By Jason Lesh, Managing Principal
An autobiography ended up on my living room coffee table a few weeks ago – halfway home on its journey from a friend who had borrowed it and its rightful owner.
Between planning for a kitchen remodel, late-night work emails and my son’s countless baseball games and practices, I for some reason picked it up to skim the first couple of pages. Forty-eight hours later at 1:30am on a Thursday night (morning?) I had finished it.
Shoe Dog is the memoir by Phil Knight about the founding and creation of what eventually became Nike and it is the best book I’ve read in a long time. Buy it. Then read it.
I could talk for hours about the book (email me and we can discuss). The lessons. The travails. The mistakes. The luck. The naiveté. The moments when success and failure were separated by an inch. What stood out most about his retelling of the path from his initial $50 investment (borrowed from his dad, no less) to the eventual IPO and success 16 years later was his brutal honesty.

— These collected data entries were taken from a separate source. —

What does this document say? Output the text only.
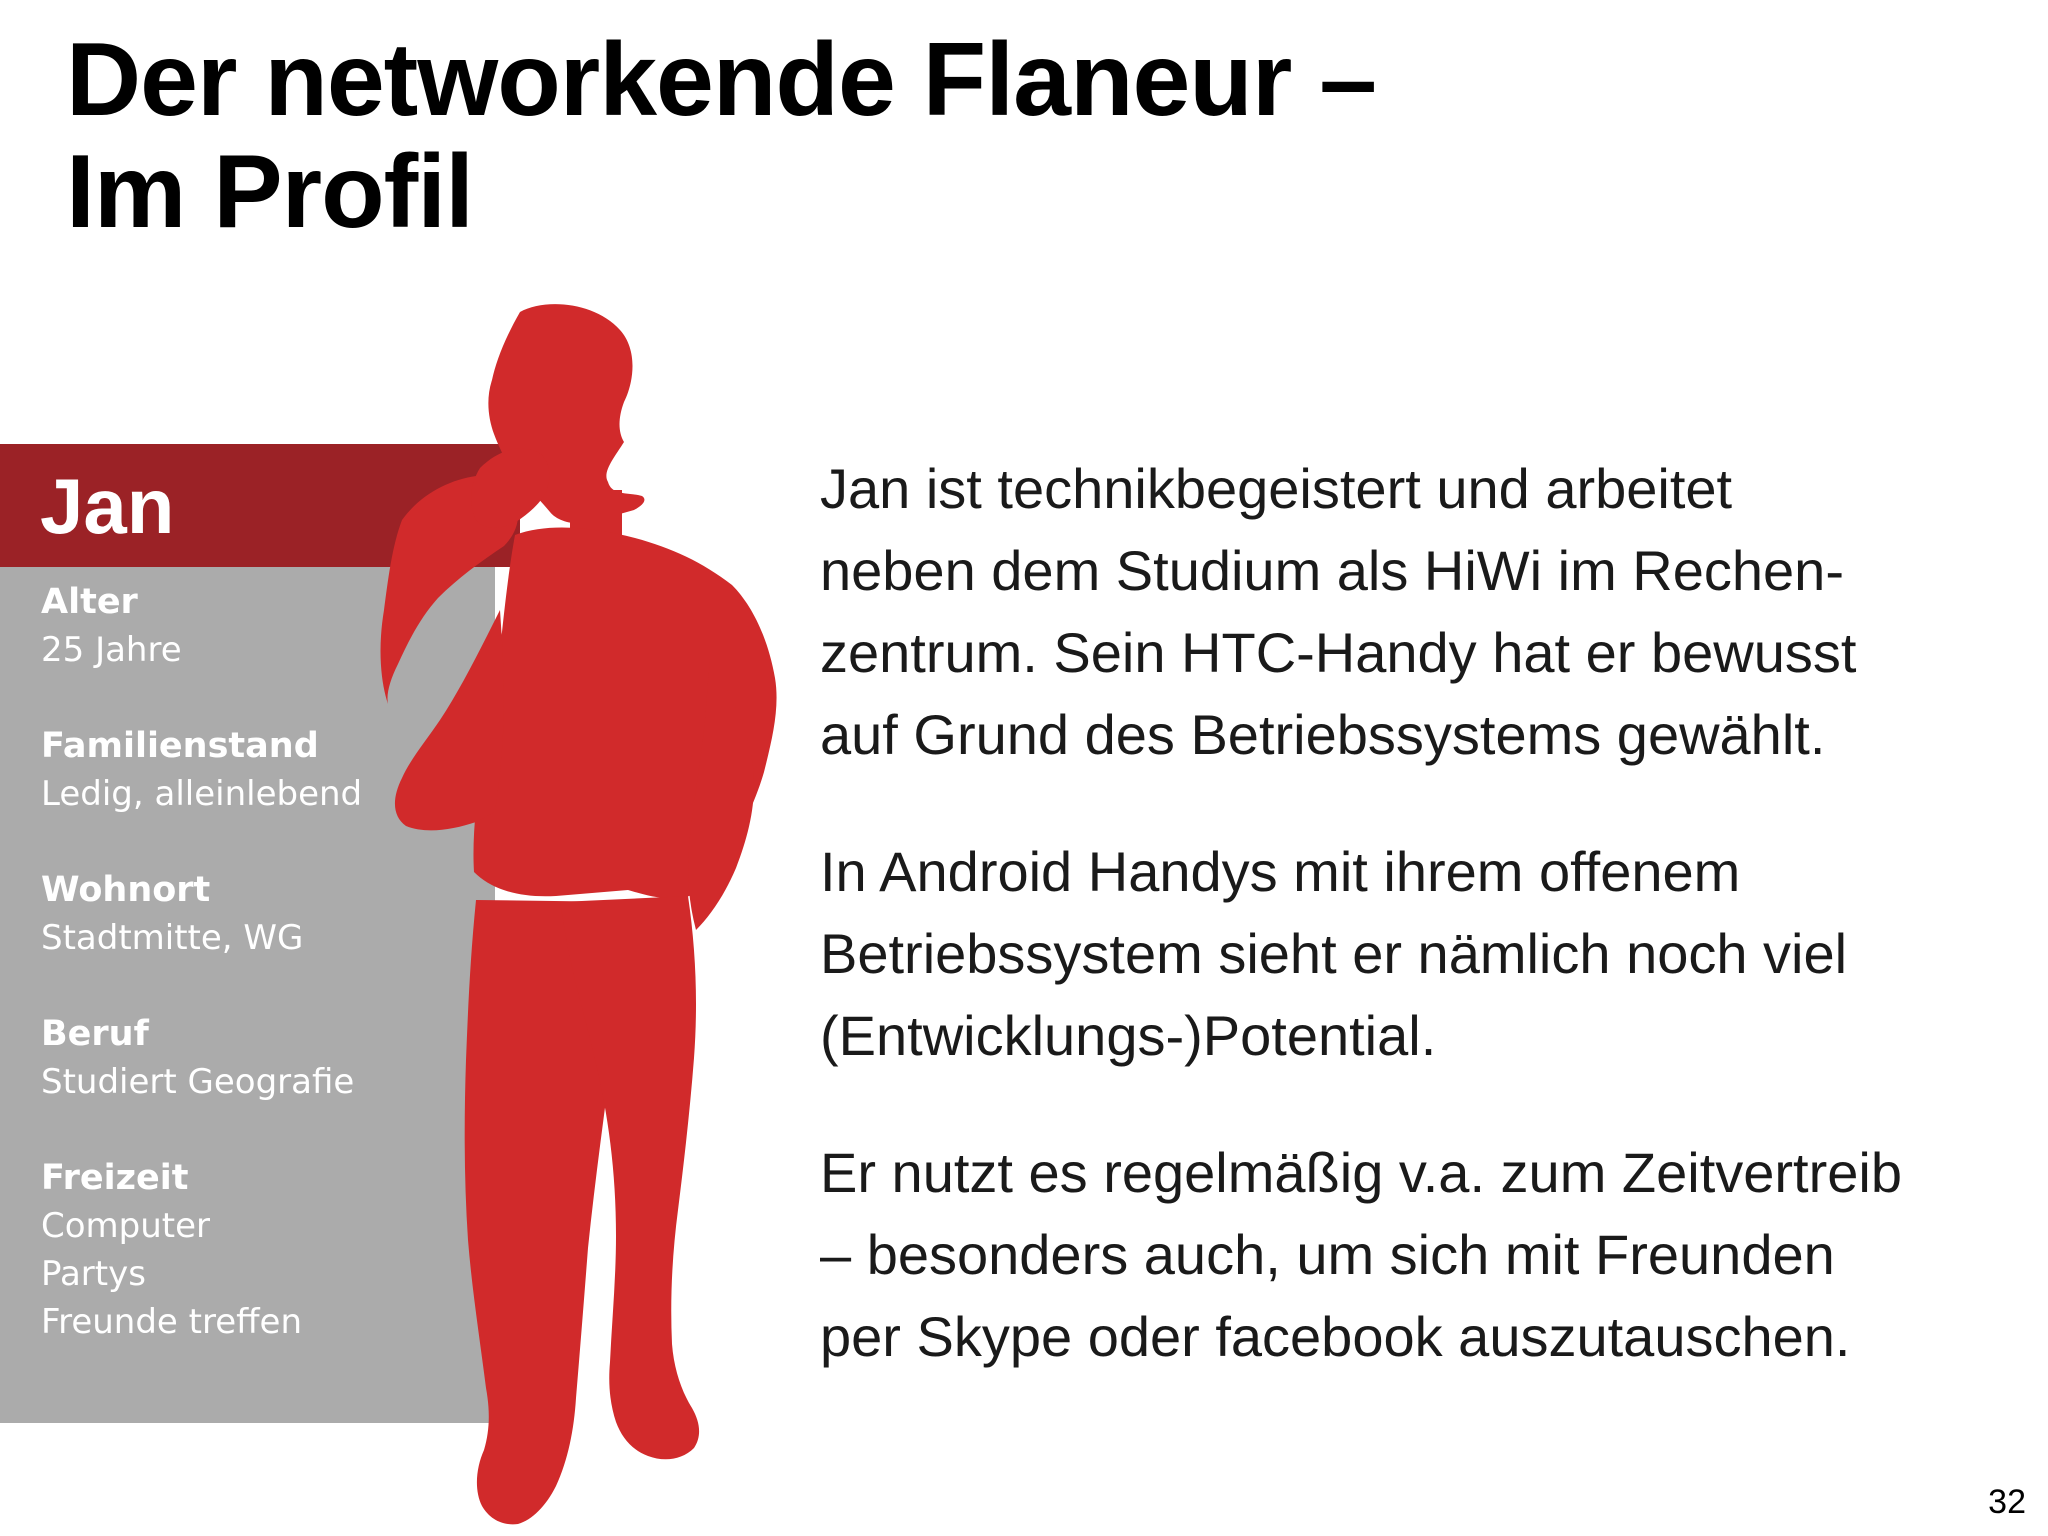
Der networkende Flaneur –
Im Profil
Jan
Alter
25 Jahre
Familienstand
Ledig, alleinlebend
Wohnort
Stadtmitte, WG
Beruf
Studiert Geografie
Freizeit
Computer
Partys
Freunde treffen

Jan ist technikbegeistert und arbeitet
neben dem Studium als HiWi im Rechen-
zentrum. Sein HTC-Handy hat er bewusst
auf Grund des Betriebssystems gewählt.

In Android Handys mit ihrem offenem
Betriebssystem sieht er nämlich noch viel
(Entwicklungs-)Potential.

Er nutzt es regelmäßig v.a. zum Zeitvertreib
– besonders auch, um sich mit Freunden
per Skype oder facebook auszutauschen.

32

As Bill Gates wrote, the true path of a successful entrepreneur is “a messy, perilous, and chaotic journey riddled with mistakes, endless struggles, and sacrifice.” A great idea doesn’t hurt. A succinct strategy sure helps. A battle-tested team with a track record of success increases the odds. But life isn’t usually like that. And few businesses, regardless of what their founders say, are like that either.
I’ve long been of the opinion that emotional intelligence (EQ) is one of the hardest skills to acquire. But with it, it’s a heck of a lot easier to admit what you don’t know. And ask for help. And seek out mentors, advisors, and people smarter than yourself. To share your dream with others and then trust they can help you figure out how to execute it. Phil Knight’s EQ is on full display throughout the founding of Nike and in his candor retelling the story some 50+ years later.
Admittedly, perspective and self-reflection comes with time. But honesty with yourself, and true vulnerability with those in your closest of circles is a powerful combination. The results can be astounding. And more importantly, as Knight concludes, the journey becomes a hell of a lot of fun.